This release includes allele-specific binding sites (ASBs) for 778 transcription factors and other DNA-binding proteins and 359 cell types. For each cell type (CL subdirectory) and for each TF (TF subdirectory) there is a separate file listing all putative ASB events at eligible SNVs that pass the necessary coverage thresholds.

Each tsv-file is a plain tab-separated text document containing one line per single-nucleotide variant (SNV) with the following columns.
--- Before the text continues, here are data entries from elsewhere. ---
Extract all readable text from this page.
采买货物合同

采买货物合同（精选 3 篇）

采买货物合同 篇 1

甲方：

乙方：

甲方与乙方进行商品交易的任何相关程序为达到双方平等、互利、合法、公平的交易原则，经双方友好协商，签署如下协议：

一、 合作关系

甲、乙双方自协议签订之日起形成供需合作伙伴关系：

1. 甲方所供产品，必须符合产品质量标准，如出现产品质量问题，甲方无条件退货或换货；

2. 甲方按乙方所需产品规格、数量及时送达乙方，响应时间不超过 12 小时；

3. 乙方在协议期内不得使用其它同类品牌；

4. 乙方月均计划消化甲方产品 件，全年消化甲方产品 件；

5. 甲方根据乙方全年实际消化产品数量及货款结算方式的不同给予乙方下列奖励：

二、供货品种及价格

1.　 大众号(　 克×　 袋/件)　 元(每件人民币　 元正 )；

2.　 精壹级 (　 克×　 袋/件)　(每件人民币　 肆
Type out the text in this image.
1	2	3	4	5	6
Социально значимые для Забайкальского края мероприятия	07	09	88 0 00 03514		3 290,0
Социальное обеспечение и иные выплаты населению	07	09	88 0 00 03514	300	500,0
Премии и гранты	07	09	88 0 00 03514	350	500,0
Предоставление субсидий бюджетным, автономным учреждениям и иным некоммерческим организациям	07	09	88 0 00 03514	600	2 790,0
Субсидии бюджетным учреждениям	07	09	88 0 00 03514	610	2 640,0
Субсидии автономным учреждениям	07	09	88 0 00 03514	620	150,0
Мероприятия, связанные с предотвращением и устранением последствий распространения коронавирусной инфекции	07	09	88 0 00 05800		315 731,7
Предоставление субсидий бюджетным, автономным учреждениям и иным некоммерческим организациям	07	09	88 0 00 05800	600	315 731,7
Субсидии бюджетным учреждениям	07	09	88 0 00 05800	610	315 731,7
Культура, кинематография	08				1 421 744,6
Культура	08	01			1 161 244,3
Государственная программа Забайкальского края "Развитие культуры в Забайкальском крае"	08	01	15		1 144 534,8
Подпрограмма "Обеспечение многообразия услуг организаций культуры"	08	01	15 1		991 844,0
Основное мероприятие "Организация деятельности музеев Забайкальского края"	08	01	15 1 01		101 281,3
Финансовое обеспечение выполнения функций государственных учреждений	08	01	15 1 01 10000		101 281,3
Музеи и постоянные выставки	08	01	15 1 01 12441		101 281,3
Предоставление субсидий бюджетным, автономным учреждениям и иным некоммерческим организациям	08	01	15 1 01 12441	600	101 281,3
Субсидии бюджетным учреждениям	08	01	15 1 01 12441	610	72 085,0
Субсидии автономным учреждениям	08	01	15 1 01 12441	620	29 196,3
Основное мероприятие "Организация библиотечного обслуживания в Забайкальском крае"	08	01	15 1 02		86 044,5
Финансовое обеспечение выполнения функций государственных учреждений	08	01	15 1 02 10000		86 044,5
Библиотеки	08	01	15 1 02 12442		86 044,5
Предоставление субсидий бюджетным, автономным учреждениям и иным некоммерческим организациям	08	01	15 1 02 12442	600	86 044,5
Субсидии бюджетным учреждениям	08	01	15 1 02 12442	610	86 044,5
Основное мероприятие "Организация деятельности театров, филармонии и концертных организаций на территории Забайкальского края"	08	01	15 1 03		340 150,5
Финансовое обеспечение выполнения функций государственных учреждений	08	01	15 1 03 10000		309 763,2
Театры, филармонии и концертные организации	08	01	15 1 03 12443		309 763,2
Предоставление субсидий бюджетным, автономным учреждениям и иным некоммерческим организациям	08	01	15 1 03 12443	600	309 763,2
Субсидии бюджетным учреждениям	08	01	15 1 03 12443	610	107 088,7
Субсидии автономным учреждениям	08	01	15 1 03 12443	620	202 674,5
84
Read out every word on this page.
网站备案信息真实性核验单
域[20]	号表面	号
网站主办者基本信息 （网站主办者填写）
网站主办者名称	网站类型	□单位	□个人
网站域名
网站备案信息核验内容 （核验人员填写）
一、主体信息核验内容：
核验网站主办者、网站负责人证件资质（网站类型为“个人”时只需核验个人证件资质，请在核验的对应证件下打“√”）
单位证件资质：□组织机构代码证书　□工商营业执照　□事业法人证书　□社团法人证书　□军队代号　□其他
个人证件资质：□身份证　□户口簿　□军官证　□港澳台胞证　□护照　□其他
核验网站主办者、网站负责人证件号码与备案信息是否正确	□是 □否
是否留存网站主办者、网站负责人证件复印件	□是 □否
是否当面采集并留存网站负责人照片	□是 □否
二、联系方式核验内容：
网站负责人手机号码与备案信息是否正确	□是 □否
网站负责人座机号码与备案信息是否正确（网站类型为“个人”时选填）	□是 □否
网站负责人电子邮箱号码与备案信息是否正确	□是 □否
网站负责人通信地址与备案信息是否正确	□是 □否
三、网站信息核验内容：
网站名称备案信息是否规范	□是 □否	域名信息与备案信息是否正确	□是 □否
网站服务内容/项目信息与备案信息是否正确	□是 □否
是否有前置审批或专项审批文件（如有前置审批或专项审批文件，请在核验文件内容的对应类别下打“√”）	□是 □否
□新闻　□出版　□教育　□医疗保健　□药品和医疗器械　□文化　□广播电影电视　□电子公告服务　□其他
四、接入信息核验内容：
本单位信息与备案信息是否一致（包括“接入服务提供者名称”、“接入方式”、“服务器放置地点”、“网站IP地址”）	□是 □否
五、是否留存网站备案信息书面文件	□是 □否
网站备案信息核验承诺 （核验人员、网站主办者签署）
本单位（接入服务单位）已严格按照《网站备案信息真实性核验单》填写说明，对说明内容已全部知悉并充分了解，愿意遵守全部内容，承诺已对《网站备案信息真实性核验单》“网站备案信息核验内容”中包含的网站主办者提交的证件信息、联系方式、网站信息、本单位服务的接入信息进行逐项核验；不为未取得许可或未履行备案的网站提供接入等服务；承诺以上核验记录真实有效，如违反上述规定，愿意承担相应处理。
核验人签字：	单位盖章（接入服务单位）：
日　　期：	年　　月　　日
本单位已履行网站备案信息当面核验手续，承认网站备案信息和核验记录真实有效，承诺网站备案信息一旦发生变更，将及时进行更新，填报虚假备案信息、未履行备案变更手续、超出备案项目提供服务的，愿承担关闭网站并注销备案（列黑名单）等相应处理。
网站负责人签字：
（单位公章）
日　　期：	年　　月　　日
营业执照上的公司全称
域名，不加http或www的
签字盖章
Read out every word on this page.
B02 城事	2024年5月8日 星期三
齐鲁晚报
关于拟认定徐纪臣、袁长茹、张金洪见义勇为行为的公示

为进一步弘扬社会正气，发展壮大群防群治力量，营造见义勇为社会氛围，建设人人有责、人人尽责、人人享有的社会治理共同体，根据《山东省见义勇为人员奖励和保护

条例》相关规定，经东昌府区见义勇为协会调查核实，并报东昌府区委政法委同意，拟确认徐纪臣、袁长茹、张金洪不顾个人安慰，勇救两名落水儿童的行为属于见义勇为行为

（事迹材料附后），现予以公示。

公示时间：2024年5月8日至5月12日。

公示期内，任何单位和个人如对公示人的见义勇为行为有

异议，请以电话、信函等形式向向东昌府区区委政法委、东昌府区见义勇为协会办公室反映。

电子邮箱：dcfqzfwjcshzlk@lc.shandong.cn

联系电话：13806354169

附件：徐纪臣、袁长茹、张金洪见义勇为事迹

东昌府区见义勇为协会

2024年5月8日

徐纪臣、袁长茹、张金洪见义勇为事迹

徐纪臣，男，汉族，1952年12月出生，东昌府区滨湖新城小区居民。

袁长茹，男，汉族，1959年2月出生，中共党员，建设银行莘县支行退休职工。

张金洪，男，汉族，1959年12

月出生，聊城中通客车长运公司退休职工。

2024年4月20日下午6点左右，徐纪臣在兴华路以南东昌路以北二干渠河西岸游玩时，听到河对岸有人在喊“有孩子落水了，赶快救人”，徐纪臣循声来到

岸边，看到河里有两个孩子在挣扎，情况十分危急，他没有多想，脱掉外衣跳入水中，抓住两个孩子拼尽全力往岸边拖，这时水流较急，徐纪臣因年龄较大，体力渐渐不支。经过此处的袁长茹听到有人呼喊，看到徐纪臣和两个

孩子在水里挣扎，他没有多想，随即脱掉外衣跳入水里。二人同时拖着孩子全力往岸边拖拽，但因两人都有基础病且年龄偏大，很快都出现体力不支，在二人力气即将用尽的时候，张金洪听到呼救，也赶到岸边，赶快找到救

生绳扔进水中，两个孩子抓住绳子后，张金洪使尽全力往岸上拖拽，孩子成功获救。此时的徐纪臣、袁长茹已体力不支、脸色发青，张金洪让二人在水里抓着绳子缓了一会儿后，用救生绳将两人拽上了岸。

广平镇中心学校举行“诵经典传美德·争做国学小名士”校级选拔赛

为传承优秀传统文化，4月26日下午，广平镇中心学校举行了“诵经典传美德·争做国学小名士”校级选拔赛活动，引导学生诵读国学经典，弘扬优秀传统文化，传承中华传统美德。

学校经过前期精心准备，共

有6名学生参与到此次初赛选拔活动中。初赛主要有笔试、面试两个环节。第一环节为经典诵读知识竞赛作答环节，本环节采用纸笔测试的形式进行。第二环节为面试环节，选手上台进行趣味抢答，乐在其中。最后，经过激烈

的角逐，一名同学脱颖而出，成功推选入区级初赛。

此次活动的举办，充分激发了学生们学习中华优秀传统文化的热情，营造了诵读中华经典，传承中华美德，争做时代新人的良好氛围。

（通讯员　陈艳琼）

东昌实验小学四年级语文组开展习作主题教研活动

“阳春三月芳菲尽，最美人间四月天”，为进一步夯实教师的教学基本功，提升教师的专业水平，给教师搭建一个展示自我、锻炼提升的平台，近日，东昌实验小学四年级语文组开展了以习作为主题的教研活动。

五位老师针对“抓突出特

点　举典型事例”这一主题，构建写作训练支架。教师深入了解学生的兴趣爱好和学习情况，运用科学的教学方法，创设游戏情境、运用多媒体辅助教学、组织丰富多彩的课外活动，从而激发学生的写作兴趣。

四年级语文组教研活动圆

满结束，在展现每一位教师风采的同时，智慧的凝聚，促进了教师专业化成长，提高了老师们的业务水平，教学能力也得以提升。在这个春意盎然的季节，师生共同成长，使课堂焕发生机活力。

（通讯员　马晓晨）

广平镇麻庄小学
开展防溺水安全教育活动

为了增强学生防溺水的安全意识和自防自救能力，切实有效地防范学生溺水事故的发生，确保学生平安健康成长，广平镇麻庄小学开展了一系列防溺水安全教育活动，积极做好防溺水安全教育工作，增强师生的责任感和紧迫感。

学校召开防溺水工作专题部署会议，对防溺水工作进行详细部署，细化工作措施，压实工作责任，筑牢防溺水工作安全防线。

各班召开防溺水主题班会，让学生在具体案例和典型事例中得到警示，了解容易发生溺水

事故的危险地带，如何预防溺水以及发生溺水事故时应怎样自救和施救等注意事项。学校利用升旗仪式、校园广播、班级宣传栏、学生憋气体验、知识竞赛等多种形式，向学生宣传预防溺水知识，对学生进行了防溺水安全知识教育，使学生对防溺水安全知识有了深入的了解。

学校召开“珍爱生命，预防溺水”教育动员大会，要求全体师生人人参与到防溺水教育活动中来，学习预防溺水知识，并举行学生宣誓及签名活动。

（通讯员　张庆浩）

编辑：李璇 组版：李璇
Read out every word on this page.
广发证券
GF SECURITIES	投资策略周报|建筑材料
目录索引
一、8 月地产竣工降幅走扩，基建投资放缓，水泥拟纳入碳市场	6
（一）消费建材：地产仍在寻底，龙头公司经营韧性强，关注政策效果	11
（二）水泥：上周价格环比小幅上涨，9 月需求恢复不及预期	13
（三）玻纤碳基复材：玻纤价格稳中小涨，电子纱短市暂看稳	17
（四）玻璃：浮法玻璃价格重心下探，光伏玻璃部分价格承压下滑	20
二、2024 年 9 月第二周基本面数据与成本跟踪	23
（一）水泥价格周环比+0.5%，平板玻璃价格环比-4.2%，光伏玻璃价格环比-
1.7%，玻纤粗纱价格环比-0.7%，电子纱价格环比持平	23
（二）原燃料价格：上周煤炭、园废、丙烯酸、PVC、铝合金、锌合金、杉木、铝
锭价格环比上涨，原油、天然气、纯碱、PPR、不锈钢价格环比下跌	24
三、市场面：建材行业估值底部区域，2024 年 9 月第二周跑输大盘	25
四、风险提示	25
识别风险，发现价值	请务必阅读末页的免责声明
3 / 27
  'chr': SNV chromosome, hg38 genome assembly
  'pos': SNV position, hg38, 1-based
  'ID': rsSNP ID of the SNV according to the dbSNP build 151
  'ref': reference allele (A,C,G, or T, according to hg38)
  'alt': alternative allele
  'repeat_type': type of the repetitive region (if any) encompassing the SNV according to the UCSC RepeatMasker track
  'n_peak_calls': total number of ChIP-Seq peak calls (across all GTRD peak callers) overlapping the SNV
  'n_peak_callers': number of unique ChIP-Seq peak callers (from the GTRD list: macs, macs2, sissrs, gem, сpics) that identified a peak overlapping the SNV

   'mean_BAD': mean background allelic dosage (BAD) of the genomic segment encompassing the SNV across all the aggregated experiments. Higher BAD values correspond to higher contribution of aneuploidy and local copy-number variants. BAD values are taken into account when estimating statistical significance of individual candidate ASBs (found in different experiments). Mean BAD is computed across all SNV that were used in statistical aggregation of the particular ASB call.
  'mean_SNP_per_segment': mean number of SNPs in a region with the constant common  BAD
  'n_aggregated': the number of datasets in aggregation
 'total_cover': total read coverage of all aggregated SNVs


  'es_mean_ref', 'es_mean_alt': allele-wise effect size (log2),  weighted-average of log-ratios of observed and expected allelic read counts (negative logarithms of individual P-values from each dataset used as weights).

  'fdrp_bh_ref', 'fdrp_bh_alt': allele-wise logit-aggregated and FDR-corrected P-values

For TF-ASBs of transcription factors with motifs available in the HOCOMOCO v.11 (https://hocomoco.autosome.org) core collection, the P-values of the best motif hits were calculated for the Reference and Alternative alleles using SPRY-SARUS (https://github.com/autosome-ru/sarus). The motif position was fixed according to the best hit considering both the Reference and the Alternative alleles on both DNA strands:
  'motif_log_pref': -log10(motif P-value) for the best motif occurrence of the PWM (position weight matrix) for the Ref allele
  'motif_log_palt':  -log10(motif P-value) for the Alt allele
  'motif_fc': motif Fold Change (FC), log2-ratio between motif P-values for the Reference and Alternative alleles. Positive values indicate Alt-ASBs (preferred binding to the Alternative allele). Negative values indicate Ref-ASBs. The value of ‘None’ is assigned in case the PWM was not available.
  'motif_pos': position of the SNV relative to the best PWM hit (taking into account the strand orientation of the motif hit), 0-based
  'motif_orient': '+' or '-', the DNA strand of the best motif PWM hit relative to the chromosome sequence in the genome assembly
  'motif_conc': Motif Concordance, indicates whether the allelic read imbalance agrees with the motif Fold Change (FC, predicted from sequence analysis). The following notation is used:
'None': Motif is not available
'No hit': The best hit P-value is higher than 0.0005
'Weak concordant': The absolute value of FC is less than 2 but consistent with the allelic read imbalance
'Weak discordant': The absolute value of FC is less than 2 and not consistent with the allelic read imbalance
'Concordant': The absolute value of FC is greater or equal than 2 and consistent with allelic read imbalance
'Discordant': The absolute value of FC is greater or equal than 2 but not consistent with allelic read imbalance





Comment:
ASB significance
ASB calling is done separately for each ChIP-Seq experiment. For each candidate ASB site, the P-values for Reference and Alternative allele are calculated separately according to the fitted Negative Binomial Mixture model.

For a particular SNV, the P-values from individual data sets are aggregated for each TF (for ChIP-Seq data from all cell types) and cell types (for ChIP-Seq data from all TFs). The aggregated P-values are then corrected for multiple tested SNPs using Benjamini-Hochberg (FDR) procedure.

ASB effect size
The Effect Size of ASB is calculated separately for Reference and Alternative alleles and is defined as the weighted mean of log-ratios of observed and expected allelic read counts, with weights being -log10 of the respective P-values. The expected read counts are estimated from the fitted Negative Binomial Mixture model.

The Effect Size is not assigned (n/a) if all of the raw individual P-values of an SNV on a particular genome position are equal to 1, considering Ref- and Alt-ASBs separately.